The zone does not, however, allow tall signs for those developments—nor should it, according to Claremont resident Lowell Walker. Mr. Walker said he was concerned about the additional traffic a large freeway sign might generate. In his nine years living in the neighborhood next to this busy intersection, Mr. Walker says he has seen problems with the busy freeway on-ramp and off-ramp escalate. He asserts the city should be doing less, not more at this already congested corner.
“I just see this [sign] as adding to what is already a bit of a problem,” Mr. Walker said.
Many of those at Tuesday’s meeting spoke in favor of keeping the currently undeveloped southeast lot as residential only. The developer, City Ventures, had initially planned to build a residential and retail center at the site. But at a Planning Commission meeting in June of this year, City Ventures instead contended that they would build only a 95-townhome residential complex with no retail. City Ventures steered away from a commercial or mixed-use development, citing constraints of the lot, the property’s small size and the limited access to the adjacent streets.
The request for 60-foot signage to promote retail shops was not made by City Ventures but by city staff who indicated it would like to amend the zone to allow for future retail to be included.
Robert Nuñez said he was a part of the group involved in designating the Towne Avenue lot as mixed-use. He noted that the group’s intention was not for the lot to be developed with “nationally-recognized tenants,” as the city’s letter states, but rather with a professional building, loft or storage space. If the desire for more sales tax is driving the city’s decision to push for retail development in this space, Mr. Nuñez advises city officials to support existing businesses by requesting Caltrans place signage that is typical on freeways indicating the presences of gas, food or lodging.

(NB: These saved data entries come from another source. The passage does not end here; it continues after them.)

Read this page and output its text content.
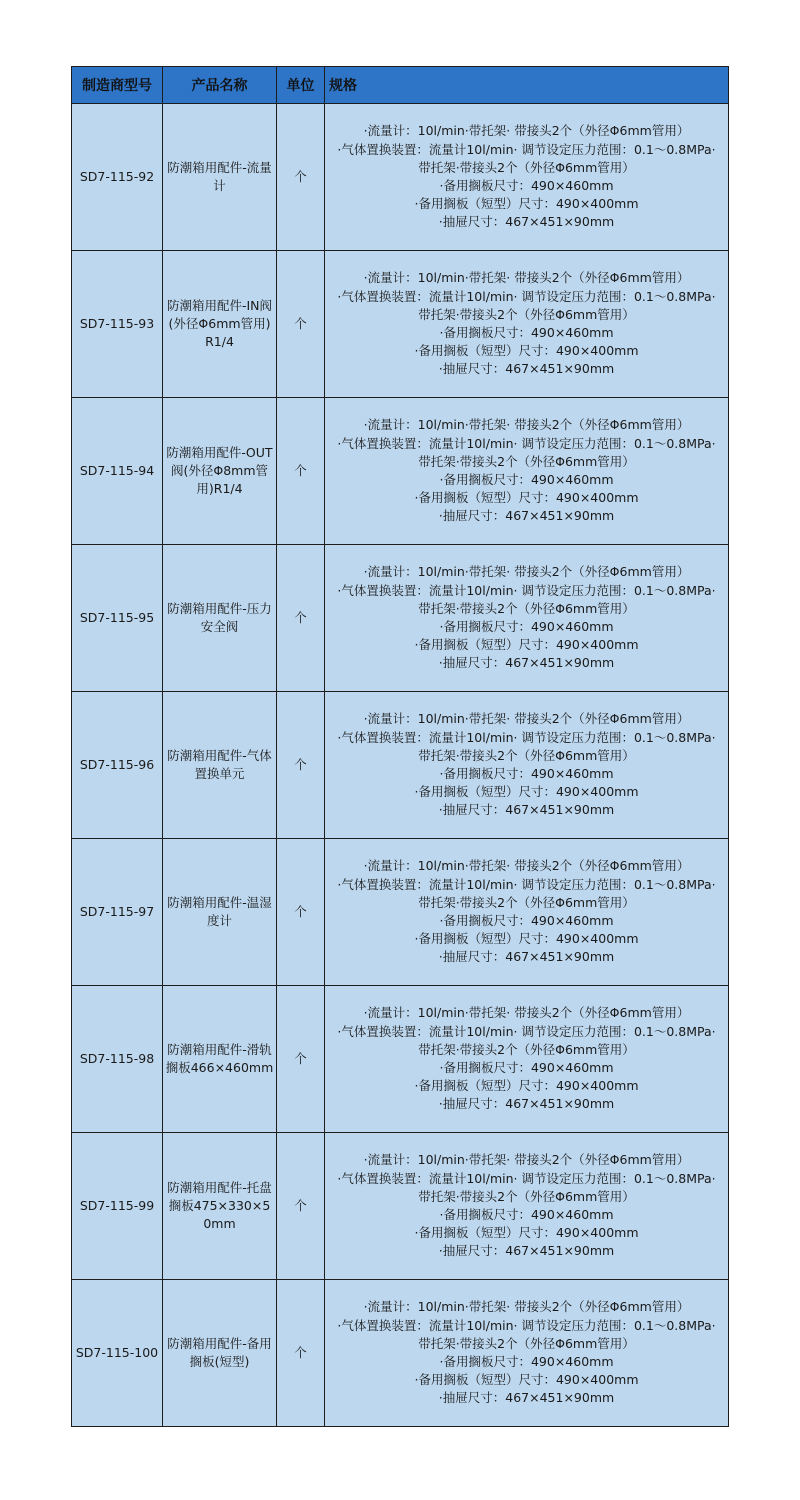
制造商型号	产品名称	单位	规格
SD7-115-92	防潮箱用配件-流量计	个	·流量计：10l/min·带托架· 带接头2个（外径Φ6mm管用）
·气体置换装置：流量计10l/min· 调节设定压力范围：0.1～0.8MPa·带托架·带接头2个（外径Φ6mm管用）
·备用搁板尺寸：490×460mm
·备用搁板（短型）尺寸：490×400mm
·抽屉尺寸：467×451×90mm

SD7-115-93	防潮箱用配件-IN阀(外径Φ6mm管用)R1/4	个	·流量计：10l/min·带托架· 带接头2个（外径Φ6mm管用）
·气体置换装置：流量计10l/min· 调节设定压力范围：0.1～0.8MPa·带托架·带接头2个（外径Φ6mm管用）
·备用搁板尺寸：490×460mm
·备用搁板（短型）尺寸：490×400mm
·抽屉尺寸：467×451×90mm

SD7-115-94	防潮箱用配件-OUT阀(外径Φ8mm管用)R1/4	个	·流量计：10l/min·带托架· 带接头2个（外径Φ6mm管用）
·气体置换装置：流量计10l/min· 调节设定压力范围：0.1～0.8MPa·带托架·带接头2个（外径Φ6mm管用）
·备用搁板尺寸：490×460mm
·备用搁板（短型）尺寸：490×400mm
·抽屉尺寸：467×451×90mm

SD7-115-95	防潮箱用配件-压力安全阀	个	·流量计：10l/min·带托架· 带接头2个（外径Φ6mm管用）
·气体置换装置：流量计10l/min· 调节设定压力范围：0.1～0.8MPa·带托架·带接头2个（外径Φ6mm管用）
·备用搁板尺寸：490×460mm
·备用搁板（短型）尺寸：490×400mm
·抽屉尺寸：467×451×90mm

SD7-115-96	防潮箱用配件-气体置换单元	个	·流量计：10l/min·带托架· 带接头2个（外径Φ6mm管用）
·气体置换装置：流量计10l/min· 调节设定压力范围：0.1～0.8MPa·带托架·带接头2个（外径Φ6mm管用）
·备用搁板尺寸：490×460mm
·备用搁板（短型）尺寸：490×400mm
·抽屉尺寸：467×451×90mm

SD7-115-97	防潮箱用配件-温湿度计	个	·流量计：10l/min·带托架· 带接头2个（外径Φ6mm管用）
·气体置换装置：流量计10l/min· 调节设定压力范围：0.1～0.8MPa·带托架·带接头2个（外径Φ6mm管用）
·备用搁板尺寸：490×460mm
·备用搁板（短型）尺寸：490×400mm
·抽屉尺寸：467×451×90mm

SD7-115-98	防潮箱用配件-滑轨搁板466×460mm	个	·流量计：10l/min·带托架· 带接头2个（外径Φ6mm管用）
·气体置换装置：流量计10l/min· 调节设定压力范围：0.1～0.8MPa·带托架·带接头2个（外径Φ6mm管用）
·备用搁板尺寸：490×460mm
·备用搁板（短型）尺寸：490×400mm
·抽屉尺寸：467×451×90mm

SD7-115-99	防潮箱用配件-托盘搁板475×330×50mm	个	·流量计：10l/min·带托架· 带接头2个（外径Φ6mm管用）
·气体置换装置：流量计10l/min· 调节设定压力范围：0.1～0.8MPa·带托架·带接头2个（外径Φ6mm管用）
·备用搁板尺寸：490×460mm
·备用搁板（短型）尺寸：490×400mm
·抽屉尺寸：467×451×90mm

SD7-115-100	防潮箱用配件-备用搁板(短型)	个	·流量计：10l/min·带托架· 带接头2个（外径Φ6mm管用）
·气体置换装置：流量计10l/min· 调节设定压力范围：0.1～0.8MPa·带托架·带接头2个（外径Φ6mm管用）
·备用搁板尺寸：490×460mm
·备用搁板（短型）尺寸：490×400mm
·抽屉尺寸：467×451×90mm
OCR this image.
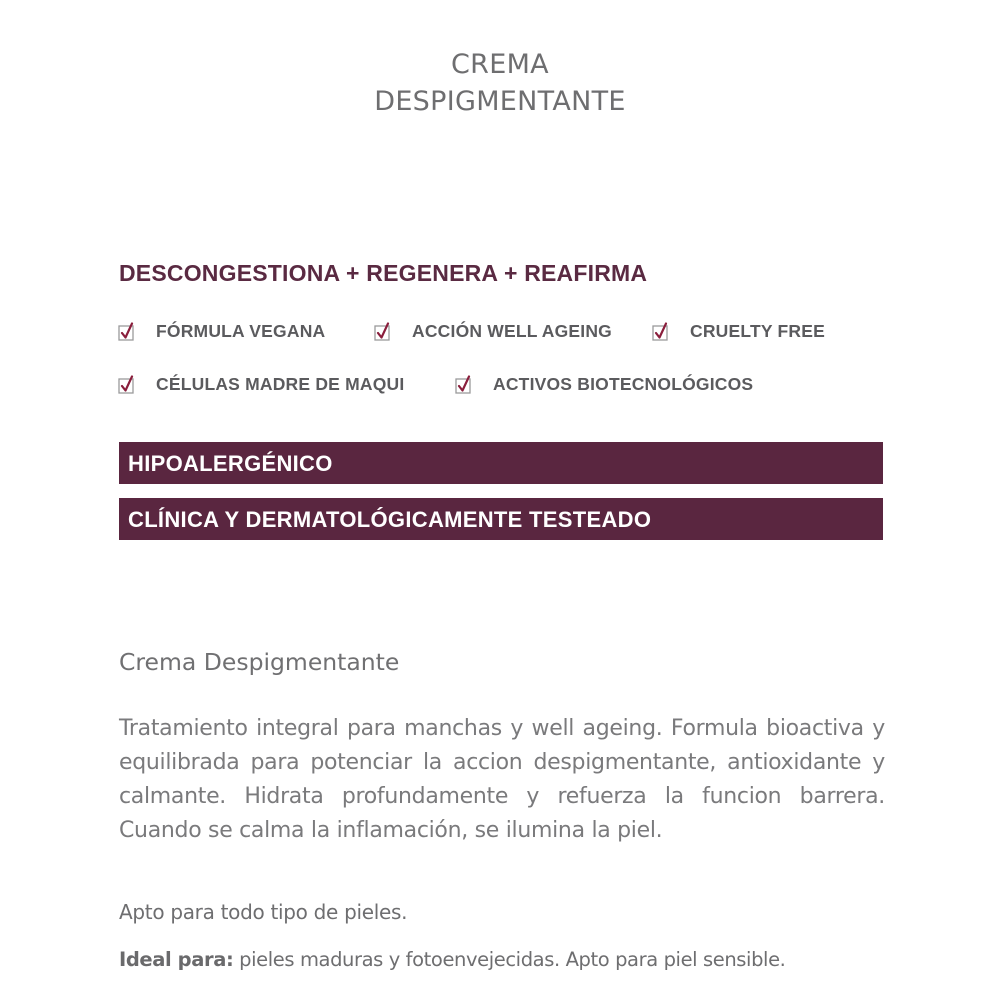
CREMA
DESPIGMENTANTE
DESCONGESTIONA + REGENERA + REAFIRMA
FÓRMULA VEGANA	ACCIÓN WELL AGEING	CRUELTY FREE
CÉLULAS MADRE DE MAQUI	ACTIVOS BIOTECNOLÓGICOS
HIPOALERGÉNICO
CLÍNICA Y DERMATOLÓGICAMENTE TESTEADO
Crema Despigmentante
Tratamiento integral para manchas y well ageing. Formula bioactiva y equilibrada para potenciar la accion despigmentante, antioxidante y calmante. Hidrata profundamente y refuerza la funcion barrera. Cuando se calma la inflamación, se ilumina la piel.
Apto para todo tipo de pieles.
Ideal para: pieles maduras y fotoenvejecidas. Apto para piel sensible.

“They [City Ventures] have done… their due diligence, along with the community, to sincerely put forth a development that will fit,” Mr. Nuñez said. “I think it’s fairly abhorrent for the city council or the planning commission or anybody to throw another hoop for them to jump through and ask them to revamp what they’ve spent a lot of their time and energy into, as well as the community.”
Commissioners took note of residents’ complaints, but in accordance with the Brown Act could not comment on their concerns because city staff had pulled the issue from the agenda.